Alta dos juros ameaça acesso à saúde e desestimula investimentos
A recente decisão do Comitê de Política Monetária (Copom) de manter a taxa Selic em 14,75% ao ano reacendeu os alertas sobre os impactos profundos dos juros em setores estratégicos, como o da saúde. Para Renan Aleluia, consultor de gestão focado nas áreas de saúde, tecnologia e finanças, com esse aumento a sustentabilidade e a expansão dos serviços de saúde estão em risco, principalmente entre pequenos e médios prestadores.
A ata da 270ª reunião do Copom, divulgada na última semana, reforça as incertezas do cenário fiscal e inflacionário, ao sinalizar a possibilidade de manter os juros elevados por mais tempo. Embora o Banco Central evite falar em continuidade do ciclo de alta, o tom cauteloso preocupa os empresários do setor de saúde, que veem um efeito direto e imediato sobre a capacidade de investimento e operação.
“É muito perigoso ter juros próximos de 15% ao ano. Nenhum negócio consegue sobreviver por muito tempo assim e os negócios de saúde são ainda mais sensíveis, porque trabalham com margens muito apertadas”, afirma o especialista. Ele explica que o retorno de empreendimentos em saúde dificilmente compete com o rendimento de investimentos conservadores. “Os principais players do setor hospitalar, por exemplo, geram ROIC (Retorno sobre o Capital Investido) de 13% a 15%. No cenário atual, o risco de se operar um negócio de saúde não está sendo remunerado”
Segundo Renan, esse cenário afasta investidores e inibe a inovação. “Isso tira o apetite de quem tem capital para apostar no setor. Se o dinheiro rende sozinho, porque colocá-lo em um setor complexo como a saúde? E sem investimento, não tem crescimento, não tem acesso. A conta chega para todos”.

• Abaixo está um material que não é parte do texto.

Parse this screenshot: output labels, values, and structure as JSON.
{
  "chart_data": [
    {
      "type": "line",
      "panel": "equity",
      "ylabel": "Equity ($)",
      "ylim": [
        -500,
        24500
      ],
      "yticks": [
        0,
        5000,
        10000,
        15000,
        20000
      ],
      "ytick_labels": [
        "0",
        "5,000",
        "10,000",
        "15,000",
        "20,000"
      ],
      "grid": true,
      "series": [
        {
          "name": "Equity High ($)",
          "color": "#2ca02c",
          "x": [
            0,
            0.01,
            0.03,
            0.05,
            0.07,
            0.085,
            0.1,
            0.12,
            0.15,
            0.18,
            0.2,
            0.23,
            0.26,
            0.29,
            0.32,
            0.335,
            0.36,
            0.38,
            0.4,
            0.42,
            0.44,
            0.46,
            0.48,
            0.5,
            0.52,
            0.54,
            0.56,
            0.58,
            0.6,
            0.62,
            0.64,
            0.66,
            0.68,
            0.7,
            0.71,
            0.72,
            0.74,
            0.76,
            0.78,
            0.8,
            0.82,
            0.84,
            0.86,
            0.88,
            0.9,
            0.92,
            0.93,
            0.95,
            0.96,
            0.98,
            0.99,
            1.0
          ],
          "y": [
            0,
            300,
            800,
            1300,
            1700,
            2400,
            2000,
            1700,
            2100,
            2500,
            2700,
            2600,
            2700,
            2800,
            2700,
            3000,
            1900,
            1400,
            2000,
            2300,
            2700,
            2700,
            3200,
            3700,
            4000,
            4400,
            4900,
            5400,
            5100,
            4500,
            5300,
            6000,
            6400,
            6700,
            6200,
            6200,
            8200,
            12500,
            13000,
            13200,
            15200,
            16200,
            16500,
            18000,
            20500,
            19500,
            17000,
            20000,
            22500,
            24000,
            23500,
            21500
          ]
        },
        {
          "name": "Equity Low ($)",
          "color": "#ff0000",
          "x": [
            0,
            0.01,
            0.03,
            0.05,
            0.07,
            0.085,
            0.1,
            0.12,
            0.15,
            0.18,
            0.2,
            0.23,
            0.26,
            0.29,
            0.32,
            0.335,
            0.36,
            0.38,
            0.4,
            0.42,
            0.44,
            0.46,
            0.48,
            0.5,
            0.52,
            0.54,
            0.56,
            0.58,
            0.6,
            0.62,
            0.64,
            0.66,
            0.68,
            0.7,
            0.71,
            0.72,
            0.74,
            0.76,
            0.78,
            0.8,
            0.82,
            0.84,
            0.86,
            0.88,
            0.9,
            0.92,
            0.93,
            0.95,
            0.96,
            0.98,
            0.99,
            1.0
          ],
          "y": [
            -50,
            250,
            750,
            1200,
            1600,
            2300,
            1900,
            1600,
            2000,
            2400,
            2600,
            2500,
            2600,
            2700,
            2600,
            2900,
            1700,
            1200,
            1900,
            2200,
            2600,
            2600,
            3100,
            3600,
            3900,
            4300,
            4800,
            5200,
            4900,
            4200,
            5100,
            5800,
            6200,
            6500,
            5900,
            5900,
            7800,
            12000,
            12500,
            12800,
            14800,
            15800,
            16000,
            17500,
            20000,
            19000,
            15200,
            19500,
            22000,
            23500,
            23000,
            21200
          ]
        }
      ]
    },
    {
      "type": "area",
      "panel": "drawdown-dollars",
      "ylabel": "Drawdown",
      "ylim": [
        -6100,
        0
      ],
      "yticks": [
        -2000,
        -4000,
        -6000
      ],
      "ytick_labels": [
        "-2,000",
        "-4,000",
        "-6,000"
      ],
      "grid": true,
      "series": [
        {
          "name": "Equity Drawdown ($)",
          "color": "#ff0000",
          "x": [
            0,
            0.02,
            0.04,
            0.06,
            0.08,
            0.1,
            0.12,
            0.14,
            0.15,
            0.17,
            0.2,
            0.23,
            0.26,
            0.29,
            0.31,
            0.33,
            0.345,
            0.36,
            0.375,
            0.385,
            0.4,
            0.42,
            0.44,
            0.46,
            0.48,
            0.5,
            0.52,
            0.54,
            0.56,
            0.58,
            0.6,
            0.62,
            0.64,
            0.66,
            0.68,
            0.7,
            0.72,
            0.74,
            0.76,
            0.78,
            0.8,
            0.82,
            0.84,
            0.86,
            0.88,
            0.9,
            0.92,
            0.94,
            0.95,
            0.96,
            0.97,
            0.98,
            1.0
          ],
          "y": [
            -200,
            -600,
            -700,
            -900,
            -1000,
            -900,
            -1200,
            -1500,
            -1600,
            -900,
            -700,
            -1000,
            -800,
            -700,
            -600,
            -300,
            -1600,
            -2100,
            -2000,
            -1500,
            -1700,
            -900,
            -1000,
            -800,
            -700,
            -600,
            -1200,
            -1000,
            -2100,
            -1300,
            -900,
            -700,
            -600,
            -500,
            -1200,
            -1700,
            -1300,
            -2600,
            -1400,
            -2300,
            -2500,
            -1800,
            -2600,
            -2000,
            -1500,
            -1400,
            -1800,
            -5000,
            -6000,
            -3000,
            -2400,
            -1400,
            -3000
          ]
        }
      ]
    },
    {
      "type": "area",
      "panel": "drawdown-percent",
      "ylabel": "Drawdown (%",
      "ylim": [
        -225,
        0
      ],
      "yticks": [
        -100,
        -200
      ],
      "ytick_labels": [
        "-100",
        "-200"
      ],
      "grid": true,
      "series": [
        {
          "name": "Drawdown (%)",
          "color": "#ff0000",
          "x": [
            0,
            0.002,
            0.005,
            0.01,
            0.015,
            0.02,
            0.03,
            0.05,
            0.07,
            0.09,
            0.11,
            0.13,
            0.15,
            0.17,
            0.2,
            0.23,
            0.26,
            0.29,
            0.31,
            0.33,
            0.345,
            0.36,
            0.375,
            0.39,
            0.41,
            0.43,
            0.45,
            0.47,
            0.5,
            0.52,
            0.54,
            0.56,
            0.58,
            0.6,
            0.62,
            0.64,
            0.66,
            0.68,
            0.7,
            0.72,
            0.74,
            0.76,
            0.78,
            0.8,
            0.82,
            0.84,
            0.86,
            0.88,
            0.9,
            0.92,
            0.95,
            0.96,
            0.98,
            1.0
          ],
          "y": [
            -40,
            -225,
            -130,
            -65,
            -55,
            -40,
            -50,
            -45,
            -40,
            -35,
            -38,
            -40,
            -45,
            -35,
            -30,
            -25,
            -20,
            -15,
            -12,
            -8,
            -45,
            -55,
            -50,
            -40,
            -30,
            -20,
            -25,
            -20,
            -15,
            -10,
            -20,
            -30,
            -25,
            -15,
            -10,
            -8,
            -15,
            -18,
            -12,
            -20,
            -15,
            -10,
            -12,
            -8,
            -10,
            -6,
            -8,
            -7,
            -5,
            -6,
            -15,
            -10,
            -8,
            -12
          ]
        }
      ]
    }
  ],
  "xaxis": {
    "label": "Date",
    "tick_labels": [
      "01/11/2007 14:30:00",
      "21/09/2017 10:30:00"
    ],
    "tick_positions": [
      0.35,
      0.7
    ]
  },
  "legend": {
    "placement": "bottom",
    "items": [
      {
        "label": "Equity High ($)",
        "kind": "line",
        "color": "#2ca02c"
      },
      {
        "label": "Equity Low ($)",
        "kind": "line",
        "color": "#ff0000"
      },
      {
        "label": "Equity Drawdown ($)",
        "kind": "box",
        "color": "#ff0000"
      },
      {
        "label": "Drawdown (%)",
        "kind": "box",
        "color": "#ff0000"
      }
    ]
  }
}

Além da rentabilidade limitada, o setor de saúde depende de infraestrutura e tecnologia, que exigem altos aportes iniciais, financiamento de longo prazo e boa parte sensível ao dólar. “Para construir um hospital, o gestor precisa de equipamentos de alta tecnologia, espaço físico, obra civil especializada, mobiliário. Tudo isso tem valores milionários, e a maior parte desse investimento é feita com instrumentos de dívida. Com os juros altos, esse financiamento fica insustentável, criando um efeito cascata que é sentido no preço final dos serviços. Ou seja, se o custo para investir está mais alto, o valor cobrado do paciente e dos convênios também sobe. Isso encarece o sistema todo. E quanto mais caro, mais a saúde vira artigo de luxo.”
O cenário é ainda mais desafiador para o gestor que sempre operou alavancado, pois a dívida contraída em julho de 2024 com a Selic a 10,5% ficou quase 50% mais cara. Esse aumento repentino tende a consumir toda sua geração de caixa com pagamento de juros e dívida. Nesse momento é altamente importante contar com apoio do setor financeiro e consultores para garantir a sustentabilidade do negócio.
Por fim, o especialista ressalta que o debate sobre os juros precisa incluir os efeitos na vida real dos brasileiros. “Estamos com uma das maiores taxas de juros da história e ninguém está falando disso com a seriedade que merece. Juros altos empobrecem a população e tiram acesso à saúde privada, fazendo com que mais pessoas busquem o SUS, que já está sobrecarregado”, finaliza.